В них говорилось, что после окончания проблесков сколь-нибудь вразумительную связь с Европой установить не удалось. Трудности могли быть вызваны электростатическими помехами (например, если прямой солнечный свет вымывал из эфира сигналы аэростатной сети), поэтому просьба не спешить с печальными выводами.
– Как обычно, – сказал один из дикторов, – хотя власти еще не озвучили свою позицию, правильнее всего будет оставаться на месте и не переключаться на другой канал, пока мы не разберемся в происходящем. Думаю, весьма уместно попросить наших зрителей не выходить из домов без веской на то причины.
– Ведь сегодня, – подхватил его напарник, – людям как никогда захочется побыть рядом с родными и близкими.
Я сел на краешек мотельного матраса и смотрел в экран, пока не начался рассвет.
Поначалу камера на крыше засекла кармазинный облачный налет, ползущий вверх по маслянистому атлантическому горизонту. Затем вскипающий серповидный край солнца (чтобы приглушить сияние, оператору пришлось прикрыть объектив светофильтром).
Масштабы этого восхода не поддавались анализу, но солнце вставало (не красное, а скорее румяно-оранжевое, если только камера верно передавала цвет), вставало по чуть-чуть, понемногу, пока не зависло над океаном, над Куинсом, над Манхэттеном, такое огромное, что уже не походило на небесное тело, а походило на гигантский воздушный шар, наполненный янтарным светом.
Я ждал новых комментариев, но за кадром было тихо, пока картинку не переключили на Средний Запад, на резервную штаб-квартиру кабельной сети. Еще один репортер (наверное, не профессиональный диктор, слишком уж неухоженный) забормотал очередные предупреждения, неофициальные и бессмысленные. Я выключил телевизор.
Взял докторский саквояж, подхватил чемодан и отправился к машине.
Фултон и Джоди вышли из мотеля, чтобы проводить меня; они вдруг превратились в моих старинных друзей и жалели, что я уезжаю. Лицо у Джоди было испуганное.
– Джоди говорила с мамой, – объяснил Фултон. – Похоже, ее мама еще не слыхала про звезды.
Я гнал от себя этот образ: ранний звонок, звонок из пустыни, Джоди будит маму звонком, что-то говорит в трубку, и до той доходит, что речь идет о грядущем конце света; мать прощается с дочерью, прощается в самый последний раз, стараясь не испугать девочку до смерти, стараясь оградить ее от несущейся навстречу истины.
Теперь же Джоди прижималась к отцовскому боку, а Фултон обнимал ее за плечи, и между ними не было ничего, кроме нежности.
– Вам точно надо ехать? – спросила Джоди.
Я сказал: да, точно.
– Но вы можете остаться, если хотите. Папа не против.
– Мистер Дюпре врач, – мягко объяснил Фултон. – Наверное, его вызвали на дом.
– Так и есть, – кивнул я. – На дом вызвали.
На магистрали, ведущей на восток, тем утром случилось что-то вроде чуда. Многие пустились во все тяжкие, ибо сочли, что жить им осталось лишь несколько часов.
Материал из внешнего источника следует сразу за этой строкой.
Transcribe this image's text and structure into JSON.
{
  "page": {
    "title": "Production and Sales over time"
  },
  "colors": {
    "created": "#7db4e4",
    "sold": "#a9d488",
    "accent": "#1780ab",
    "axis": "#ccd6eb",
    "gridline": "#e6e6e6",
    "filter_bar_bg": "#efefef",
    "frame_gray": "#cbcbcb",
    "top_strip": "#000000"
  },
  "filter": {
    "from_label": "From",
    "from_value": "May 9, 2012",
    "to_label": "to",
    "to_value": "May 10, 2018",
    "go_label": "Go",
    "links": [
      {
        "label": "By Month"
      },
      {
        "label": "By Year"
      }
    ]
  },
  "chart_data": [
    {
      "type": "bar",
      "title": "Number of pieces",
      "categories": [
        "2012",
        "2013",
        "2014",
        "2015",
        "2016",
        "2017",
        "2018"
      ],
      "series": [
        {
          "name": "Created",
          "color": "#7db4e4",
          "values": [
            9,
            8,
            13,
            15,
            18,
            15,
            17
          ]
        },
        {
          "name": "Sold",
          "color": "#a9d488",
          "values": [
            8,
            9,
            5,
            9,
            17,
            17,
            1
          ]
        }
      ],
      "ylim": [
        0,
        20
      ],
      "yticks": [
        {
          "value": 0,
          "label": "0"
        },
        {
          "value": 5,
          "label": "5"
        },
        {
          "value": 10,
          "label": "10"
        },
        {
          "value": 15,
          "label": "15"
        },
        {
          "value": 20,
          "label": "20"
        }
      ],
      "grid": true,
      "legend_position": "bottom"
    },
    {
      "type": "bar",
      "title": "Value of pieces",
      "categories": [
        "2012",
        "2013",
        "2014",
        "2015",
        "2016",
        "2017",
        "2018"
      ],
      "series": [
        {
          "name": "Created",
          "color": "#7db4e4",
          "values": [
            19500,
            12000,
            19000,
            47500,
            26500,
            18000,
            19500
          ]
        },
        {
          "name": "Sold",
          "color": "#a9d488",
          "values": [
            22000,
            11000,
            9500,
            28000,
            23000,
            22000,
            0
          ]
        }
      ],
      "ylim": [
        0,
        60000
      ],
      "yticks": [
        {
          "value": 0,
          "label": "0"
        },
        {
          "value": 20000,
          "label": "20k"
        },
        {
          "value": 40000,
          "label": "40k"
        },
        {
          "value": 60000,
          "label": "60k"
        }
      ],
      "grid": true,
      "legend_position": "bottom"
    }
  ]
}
Такое чувство, что первые проблески стали репетицией нынешней реакции на неотвратимый и беспощадный фатум. Все мы были знакомы с предсказаниями: пылающие леса, жгучий жар, испаряющиеся океаны, и все это – в режиме реального времени. Вопрос лишь в том, когда это произойдет: через день, неделю или месяц.
Так что, не откладывая в долгий ящик, мы стали бить витрины и брать все, что нам нравилось, присваивать безделушки, в которых нам отказала жизнь; мужчины насиловали женщин, время от времени выясняя, что тормоза отказали у всех сразу и намеченные жертвы, разгоряченные теми же событиями, вдруг обрели навыки выдавливания глаз и разбивания тестикул; старые разногласия улаживали при помощи револьверов; огнестрельным оружием пользовались по малейшему поводу. Самоубийств было не счесть. (Я подумал о Молли: если она пережила проблески, то теперь наверняка уже умерла; умерла, пожалуй, с улыбкой на лице, довольная логичной развязкой своего логичного плана. Впервые в жизни, когда я думал о ней, на глаза мне наворачивались слезы.)
Но встречались и островки вежливости, героической доброты – например, на границе с Аризоной, на федеральной магистрали номер десять.
Днем раньше у моста через реку Колорадо разместили отряд Национальной гвардии. Солдаты исчезли вскоре после окончания проблесков – то ли их отозвали, то ли они ушли в самоволку и отправились по домам. Без них мост вполне мог превратиться в весьма конфликтное место, непроходимое бутылочное горлышко.